1- Öncelikle sıhhatli ve balanslı beslenmeyi hayatınızın anne merkezine alın.
2- Fiziksel egzersiz yapmayı asla ihmal etmeyin.
3- Hijyen şartların özen gösterin, sık sık el yıkama alışkanlığı kazanın.
4- Grip aşısı yaptıralım mı? Her yıl dünya esenlik örgütünce belirlenen yeni virüs çeşitlerini kapsayacak şekilce grip aşısı geliştirilir. Bu aşının uygulanmasını takiben 1-2 hafta içinde kişilerde bağışıklık gelişir. Bu vakit içinde hastalığa yakalanma rizikosu devam etmektedir. Aşı en ayrıntılı halde geliştirilmeye çalışılsa da yeniden de hastalığa yakalanılabilir sadece bu halde hastalık daha hafifçe seyreder.
Dileyen herkes aşı yaptırabilir sadece özellikle aşı yaptırması önerilenler astım, koah, bronşektazi benzer biçimde solunum yolu hastalığı olanlar, kalp yetersizliği, böbrek yetersizliği, diyabet, benzer biçimde kronik hastalığı olanlar, bağışıklık sistemi baskılanmış kişiler, kanser hastaları, steroid (kortizon içerikli) rehabilitasyon alanlar, esenlik çalışanları ve yaşlılardır. Dikkat edilmesi gerekli gelen, yumurta alerjisi olanlara bu aşının uygulanamayacağıdır. Aşı her yıl tekrarlanmalıdır.

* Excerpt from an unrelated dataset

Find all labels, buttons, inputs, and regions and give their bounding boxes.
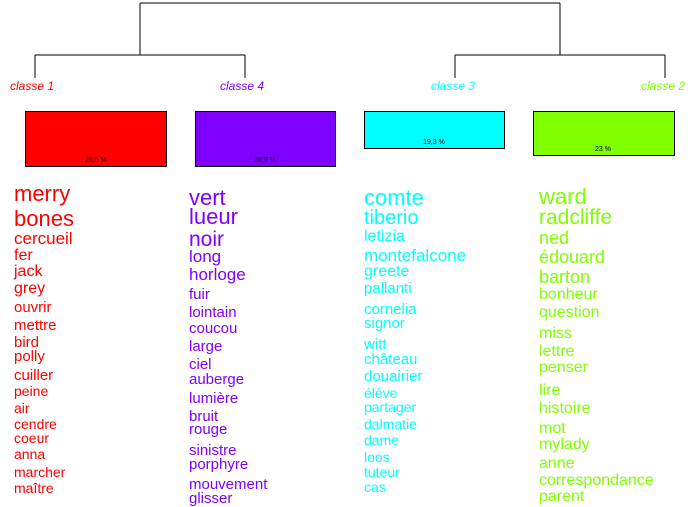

5- C Vitamini içeren gıdaları tüketin: Özellikle portakal, mandalina, limon, domates, yeşil biber benzer biçimde C vitaminince varlıklı taze sebze ve meyveleri sıkça tüketin.
6- Bitki çayları ile korunun: Ihlamur, zencefil, ekinezya benzer biçimde doğal nebat çaylarının tüketilmesi savunucu ve güçlendirici olabilmektedir.
7- Mücadeleye açık hava yürüyüşleri ile başlayın: Düzenli devinim ve fizyolojik egzersiz icra eden kişilerde tüm hastalıklara yakalanma oranı azalacağı benzer biçimde bu hastalıklarla savaşım güçleri de artacaktır; Açıkhava yürüyüşleri, koşu, yüzme benzer biçimde egzersizler seçenek edilmelidir sadece ehemmiyetli olan bu emekleri tertipli yapabilmemiz ve devam ettirmemizdir.
8- Sigaraya hayır: Sigaradan uzak durmak kendimiz için atacağımız en ehemmiyetli adımlardandır. Önlem alabilmek ismine hijyen koşullarımıza da dikkat etmeliyiz.
9- Kalabalıktan uzak durun: Salgın döneminde kalabalık ortamlardan olabildiğince uzak durmaya çalışmak ya da o ortamda kaldığımız vakti en üye indirmek, zorunlu kalmadıkça tokalaşmamak ya da tokalaşma ve temas akabinde derhal ellerimiz yıkamak bu önlemlerdendir.
10- Ateşli evladı okula göndermeyin: Ailelerin de alev ateş çocuklarını iyileşene kadar okula göndermemeleri salgınların önüne geçilmesi için önerilmektedir. Doğru vakitte yapılması tasarlanan aşı da alınabilecek tedbirlerin başlangıcında gelmektedir.